The compact pilot plant used in the SOLETAIR project
The compact pilot plant used in the SOLETAIR project is designed for decentralized production, fits into a shipping container, and can be extended modularly. (Image: VTT)
"Success of the energy transition needs innovations generated by research extending from fundamentals to applications," says Professor Thomas Hirth, KIT Vice President for Innovation and International Affairs. "The success of SOLETAIR reflects the importance of international research networks that tackle global challenges and develop applicable solutions."
The pilot plant has a production capacity of up to 80 l of gasoline per day. In the first campaign now completed, about 200 l of fuel were produced in several phases to study the optimum synthesis process, possibilities of using the heat produced, and product properties. The compact plant is designed for decentralized production, fits into a shipping container, and can be extended modularly.
In June 2017, the plant network was opened officially by Jamie Hyneman. Hyneman is honorary doctor of the project partner LUT and hosts the "MythBusters" science television series. The special effects expert is entrepreneur, innovator, and patent holder himself. His program has contributed significantly to making science and engineering more popular. The US American develops safety technologies for industry and the public space. When opening the SOLETAIR pilot plant, he impressively demonstrated the improved combustion and ignition properties of the synthetic fuel produced compared to conventional fuel.
INERATEC GmbH is a spinoff of KIT and develops, builds, and commercializes compact chemical facilities for gas-to-X and power-to-X applications. The spinoff is supported under the EXIST research transfer program of the Federal Ministry for Economic Affairs and Energy. Last week, INERATEC won the third prize in the category of "Emission Reduction, Processing, and Separation" in the Baden-Württemberg 2017 competition for the Environmental Technology Award.
Under the national research alliances of "Energy Lab 2.0" and "Neo-Carbon Energy," KIT, INERATEC, and VTT intensify their cooperation for the investigation and development of innovative energy systems based on renewable energy sources, novel storage technologies, and the conversion of renewable power into chemical energy carriers. Together with other project partners, KIT and INERATEC also study decentralized production of high-quality synthetic fuel from air and renewable power under the "Power-to-X" Kopernikus project funded by the Federal Ministry of Education and Research.
"The energiewende will only be a success, if we pool our know-how and jointly strengthen the competencies of European industry in the energy sector," VTT scientist and SOLETAIR project head Dr. Pekka Simell says. "In this respect, innovative startups, such as INERATEC, play a key role," Professor Roland Dittmeyer, Head of KIT's Institute of Micro Process Engineering, adds.

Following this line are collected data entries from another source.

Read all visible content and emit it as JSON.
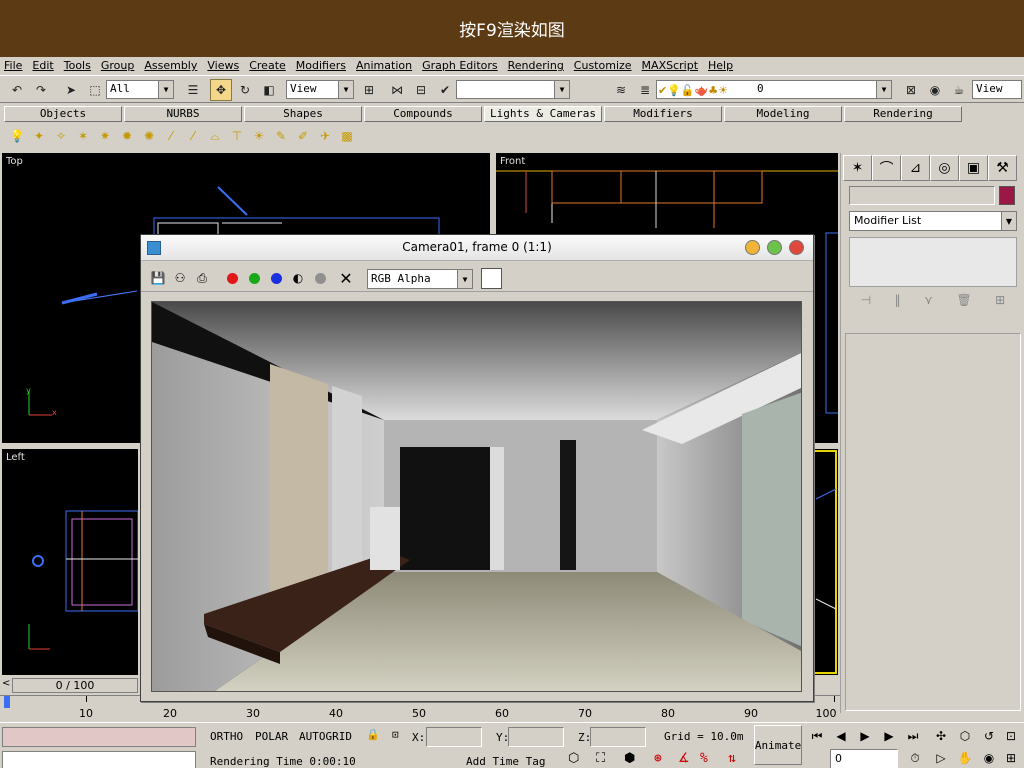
{
  "banner": {
    "text": "按F9渲染如图"
  },
  "menu": [
    "File",
    "Edit",
    "Tools",
    "Group",
    "Assembly",
    "Views",
    "Create",
    "Modifiers",
    "Animation",
    "Graph Editors",
    "Rendering",
    "Customize",
    "MAXScript",
    "Help"
  ],
  "toolbar": {
    "selection_filter": "All",
    "ref_coord": "View",
    "named_selection": "",
    "layer": "0",
    "view_combo": "View"
  },
  "tabs": [
    "Objects",
    "NURBS",
    "Shapes",
    "Compounds",
    "Lights & Cameras",
    "Modifiers",
    "Modeling",
    "Rendering"
  ],
  "selected_tab": "Lights & Cameras",
  "viewports": {
    "top": "Top",
    "front": "Front",
    "left": "Left"
  },
  "command_panel": {
    "modifier_list": "Modifier List",
    "object_color": "#9a1846"
  },
  "time": {
    "slider": "0 / 100",
    "ruler_ticks": [
      "10",
      "20",
      "30",
      "40",
      "50",
      "60",
      "70",
      "80",
      "90",
      "100"
    ]
  },
  "status": {
    "ortho": "ORTHO",
    "polar": "POLAR",
    "autogrid": "AUTOGRID",
    "x_label": "X:",
    "y_label": "Y:",
    "z_label": "Z:",
    "grid": "Grid = 10.0m",
    "animate": "Animate",
    "rendering_time": "Rendering Time  0:00:10",
    "add_time_tag": "Add Time Tag",
    "frame": "0"
  },
  "render_window": {
    "title": "Camera01, frame 0 (1:1)",
    "channel": "RGB Alpha"
  }
}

This summer, the power-to-liquid pilot plant was built on the LUT campus and connected to the solar power plant there. The SOLETAIR project will expire in mid-2018 and is funded with EUR 1 million by the Finnish Funding Agency for Technology and Innovation (Tekes). Information obtained in the course of the project will be used for the commercialization of the technology. This will give rise to new business models for the more efficient utilization of local surpluses of renewable power, heat use concepts, use of carbon dioxide, or decentralized synthesis of chemical fuels and interim products. In future, the process may essentially contribute to reducing carbon dioxide emissions of traffic.